En 1983, durante las inundaciones de Bilbao, la movilización fue casi inmediata; se priorizaron los equipos de ingenieros militares y de zapadores, quienes realizaron tareas cruciales para restablecer las comunicaciones y reducir riesgos secundarios de derrumbes y nuevas inundaciones. La respuesta rápida se debió en gran medida a una estructura de emergencia que entonces era más centralizada y militarizada, con equipos y procesos de intervención especializados listos para actuar ante desastres de gran magnitud.

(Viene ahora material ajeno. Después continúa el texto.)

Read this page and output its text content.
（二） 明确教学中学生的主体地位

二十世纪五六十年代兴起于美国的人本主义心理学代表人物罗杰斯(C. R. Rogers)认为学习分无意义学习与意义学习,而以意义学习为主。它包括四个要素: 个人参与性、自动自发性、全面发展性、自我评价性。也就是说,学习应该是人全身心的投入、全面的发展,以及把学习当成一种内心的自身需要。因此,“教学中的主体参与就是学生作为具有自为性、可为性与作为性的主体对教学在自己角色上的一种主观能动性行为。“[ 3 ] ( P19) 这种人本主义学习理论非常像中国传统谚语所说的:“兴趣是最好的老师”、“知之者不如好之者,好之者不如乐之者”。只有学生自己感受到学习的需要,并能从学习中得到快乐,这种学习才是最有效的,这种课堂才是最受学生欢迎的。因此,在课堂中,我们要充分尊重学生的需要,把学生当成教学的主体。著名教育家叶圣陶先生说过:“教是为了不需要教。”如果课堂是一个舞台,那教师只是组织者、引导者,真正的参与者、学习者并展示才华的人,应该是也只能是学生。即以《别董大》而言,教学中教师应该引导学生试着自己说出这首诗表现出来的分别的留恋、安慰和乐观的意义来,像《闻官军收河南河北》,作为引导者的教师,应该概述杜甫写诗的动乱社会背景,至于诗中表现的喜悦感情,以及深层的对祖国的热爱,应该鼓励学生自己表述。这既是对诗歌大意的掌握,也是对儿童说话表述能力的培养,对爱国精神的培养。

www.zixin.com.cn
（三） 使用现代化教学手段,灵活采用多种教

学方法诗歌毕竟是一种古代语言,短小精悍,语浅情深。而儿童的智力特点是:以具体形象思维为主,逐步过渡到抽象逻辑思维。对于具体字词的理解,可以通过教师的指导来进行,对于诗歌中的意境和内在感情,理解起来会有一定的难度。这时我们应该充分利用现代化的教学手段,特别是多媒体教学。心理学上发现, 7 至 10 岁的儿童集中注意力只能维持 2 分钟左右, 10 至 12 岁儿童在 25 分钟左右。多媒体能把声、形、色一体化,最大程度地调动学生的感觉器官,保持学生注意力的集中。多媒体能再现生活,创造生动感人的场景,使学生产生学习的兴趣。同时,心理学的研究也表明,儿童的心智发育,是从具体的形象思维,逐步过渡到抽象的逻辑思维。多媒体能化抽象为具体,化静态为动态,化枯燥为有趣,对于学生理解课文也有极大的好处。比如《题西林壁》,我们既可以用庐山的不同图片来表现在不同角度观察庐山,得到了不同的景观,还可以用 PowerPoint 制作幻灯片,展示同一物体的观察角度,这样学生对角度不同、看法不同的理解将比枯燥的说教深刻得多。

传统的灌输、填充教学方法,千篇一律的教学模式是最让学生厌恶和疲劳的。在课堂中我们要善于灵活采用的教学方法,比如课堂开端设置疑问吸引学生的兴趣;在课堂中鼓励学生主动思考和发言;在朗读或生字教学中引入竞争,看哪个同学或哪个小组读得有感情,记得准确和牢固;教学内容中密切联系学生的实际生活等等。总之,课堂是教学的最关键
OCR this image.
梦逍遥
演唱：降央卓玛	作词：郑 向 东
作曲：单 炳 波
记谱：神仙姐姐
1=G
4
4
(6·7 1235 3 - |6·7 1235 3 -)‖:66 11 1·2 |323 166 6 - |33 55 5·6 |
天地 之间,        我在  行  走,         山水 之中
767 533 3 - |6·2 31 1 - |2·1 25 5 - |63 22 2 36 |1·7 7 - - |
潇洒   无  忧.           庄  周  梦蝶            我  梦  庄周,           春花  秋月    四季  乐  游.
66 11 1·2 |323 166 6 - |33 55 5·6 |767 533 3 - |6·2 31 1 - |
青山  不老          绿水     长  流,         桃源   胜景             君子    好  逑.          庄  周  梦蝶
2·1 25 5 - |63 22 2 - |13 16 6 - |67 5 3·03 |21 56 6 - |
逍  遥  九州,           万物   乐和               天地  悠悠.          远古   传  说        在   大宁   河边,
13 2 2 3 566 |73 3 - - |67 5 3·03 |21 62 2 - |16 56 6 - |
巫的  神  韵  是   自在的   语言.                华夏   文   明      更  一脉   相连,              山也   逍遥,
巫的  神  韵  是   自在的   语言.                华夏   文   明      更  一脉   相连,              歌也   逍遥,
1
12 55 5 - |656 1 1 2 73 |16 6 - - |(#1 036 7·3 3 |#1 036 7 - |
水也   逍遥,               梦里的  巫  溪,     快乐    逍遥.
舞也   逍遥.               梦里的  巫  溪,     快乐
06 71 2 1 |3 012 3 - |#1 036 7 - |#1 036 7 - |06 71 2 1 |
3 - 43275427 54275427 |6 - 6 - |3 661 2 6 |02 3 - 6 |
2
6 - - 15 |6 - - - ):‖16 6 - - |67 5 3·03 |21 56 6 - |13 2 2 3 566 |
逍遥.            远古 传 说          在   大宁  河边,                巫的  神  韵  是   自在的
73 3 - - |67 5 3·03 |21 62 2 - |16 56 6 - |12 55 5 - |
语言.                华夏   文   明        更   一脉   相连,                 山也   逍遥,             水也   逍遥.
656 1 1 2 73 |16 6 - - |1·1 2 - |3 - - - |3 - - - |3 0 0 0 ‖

El Estado español es un desastre no sólo por la acción política; también lo es porque demasiados funcionarios con potestades han renunciado a su responsabilidad. Algunos, quizá demasiados, no es que se sometan por miedo, es que aprovechan la injerencia política para promocionarse
En contraste, hoy en día las competencias en protección civil están más descentralizadas y repartidas entre distintos niveles de gobierno (local, autonómico, y nacional), lo que, en casos de emergencias a gran escala, da lugar a una coordinación más compleja, lenta e ineficiente. Además, aunque parte de la Unidad Militar de Emergencias (UME) se ha desplegado en Valencia, varios informes indican que no ha sido ni de lejos suficiente para cubrir todas las áreas afectadas a tiempo, en especial aquellas que requieren infraestructura militar específica.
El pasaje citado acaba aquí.